• EDYE IN BLOOM (FAN NO.1) by Alanna Fields
  • EDYE IN BLOOM (FAN NO.1) by Alanna Fields

    EDYE IN BLOOM (FAN NO.1) by Alanna Fields

    2024
    From the series Fans
    Archival pigment print on coated Hahnemühle Daguerre canvas and acrylic on constructed wood
    26.25 × 47.75 × 1.5  in
    Edition of 1
    Price upon request

     

    “Edye in Bloom (Fan No. 1)” was featured in The Brooklyn Artists Exhibition at the Brooklyn Museum in 2024. 

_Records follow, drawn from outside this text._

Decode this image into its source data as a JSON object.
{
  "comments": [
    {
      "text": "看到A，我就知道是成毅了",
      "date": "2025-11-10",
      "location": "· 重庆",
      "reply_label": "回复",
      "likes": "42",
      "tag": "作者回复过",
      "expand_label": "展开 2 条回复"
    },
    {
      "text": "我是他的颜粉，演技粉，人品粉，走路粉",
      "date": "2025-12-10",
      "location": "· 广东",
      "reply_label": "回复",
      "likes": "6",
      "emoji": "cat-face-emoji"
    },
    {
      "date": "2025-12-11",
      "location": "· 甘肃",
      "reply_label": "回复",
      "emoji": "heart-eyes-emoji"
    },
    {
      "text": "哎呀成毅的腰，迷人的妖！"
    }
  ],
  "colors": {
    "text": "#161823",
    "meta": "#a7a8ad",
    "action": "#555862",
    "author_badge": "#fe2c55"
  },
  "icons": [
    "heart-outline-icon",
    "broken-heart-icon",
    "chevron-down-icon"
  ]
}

    “Edye in Bloom (Fan No. 1)” features a 1977 archival portrait of Edye Gregory, one of Kansas City’s first Black drag queens. This artwork highlights Edye emerging from behind a fan, symbolizing both protection and cultural significance in queer performance. This work is the premiere piece in an ongoing series of sculptural works focusing on queer icons from small towns, exploring queer life beyond major east coast cities into the Midwest and South. Driven by the complex politics of the gaze, my practice continues to investigate ideas of concealment, fragmentation, and representation, through remixing and reactivating archival images of 20th-century Black queer figures.”

    —Alanna Fields 

    The subject of Alanna Fields’s piece reveals herself to us, blooming from an unfurled fan as she smiles head-on. Edye Gregory was one of the first and only Black Drag Queens to perform at the Jewel Box Lounge, a prominent drag nightclub in the United States, though the Kansas City Defender notes it is unclear if Jewel Box officially hired or represented her (with a probable cause being her race). Edye Gregory, alongside Ray Rondell, are some of Kansas City’s first documented Black Drag Queens and part of the only recorded histories of Black, Queer Kansas Citians at large. For those who knew her, she was a beloved entertainer known for her live vocal singing in performances across the Midwest and is missed since her passing in 2014. 

    Alanna Fields (born 1990 in Baltimore, Maryland) is a lens-based mixed-media artist and archivist whose work unpacks Black queer history through a multidisciplinary engagement with photographic archives. She examines the dialogue between black queer bodies in the photographic space through gesture, and the negotiation between legibility and masking. Working intimately with black queer vernacular photography, her work aims to reconstruct and decontextualize images and ephemera of the past, pushing them past nostalgia. Through mixed media collages, her incorporation of found materials and experimentations in showing and hiding through various techniques serves as a means and investigation in blurring legibility and to address the intro-cultural and historical suppression of black queer narratives.

    Fields’s work has been exhibited at The High Museum of Art, The Aldrich Contemporary Art Museum, MoCADA, Yancey Richardson Gallery, Baxter St. CCNY, Expo Chicago, Felix Art Fair in LA, and UNTITLED Art Fair in Miami. Fields is a Gordon Parks Foundation Scholar and has participated in residencies at Silver Arts Projects, Light Work, Baxter St. CCNY, and Gallery Aferro. She received her MFA in Photography from Pratt Institute and is a Lecturer of Photography at Howard University. Fields has given artist talks at the Aperture Foundation, Light Work, NYU Tisch School of the Arts, Parsons School of Design (a division of the New School), Syracuse University, and Stanford University. Her work has been published in the New York Times, Aperture Magazine, FOAM Magazine, and The Atlantic. As of Lucid Pleasures, Fields lives and works between Washington, D.C., and New York City.

     

    The artwork is a mixed media piece that incorporates archival pigment printing. 

    Archival pigment prints use refined pigment particles to create exquisite, high-resolution artwork. This printing method creates museum-quality artwork designed to last; ink and paper are critical elements in an archival pigment print’s life span.

    Hahnemühle Daguerre Canvas is a matte coated, poly-cotton inkjet canvas with a fine, uniform surface texture. The bright white canvas is characterised by its high degree of whiteness. When combined with the premium matt inkjet coating, it produces clean, fresh colours, fine details and black and white reproductions that are rich in contrast.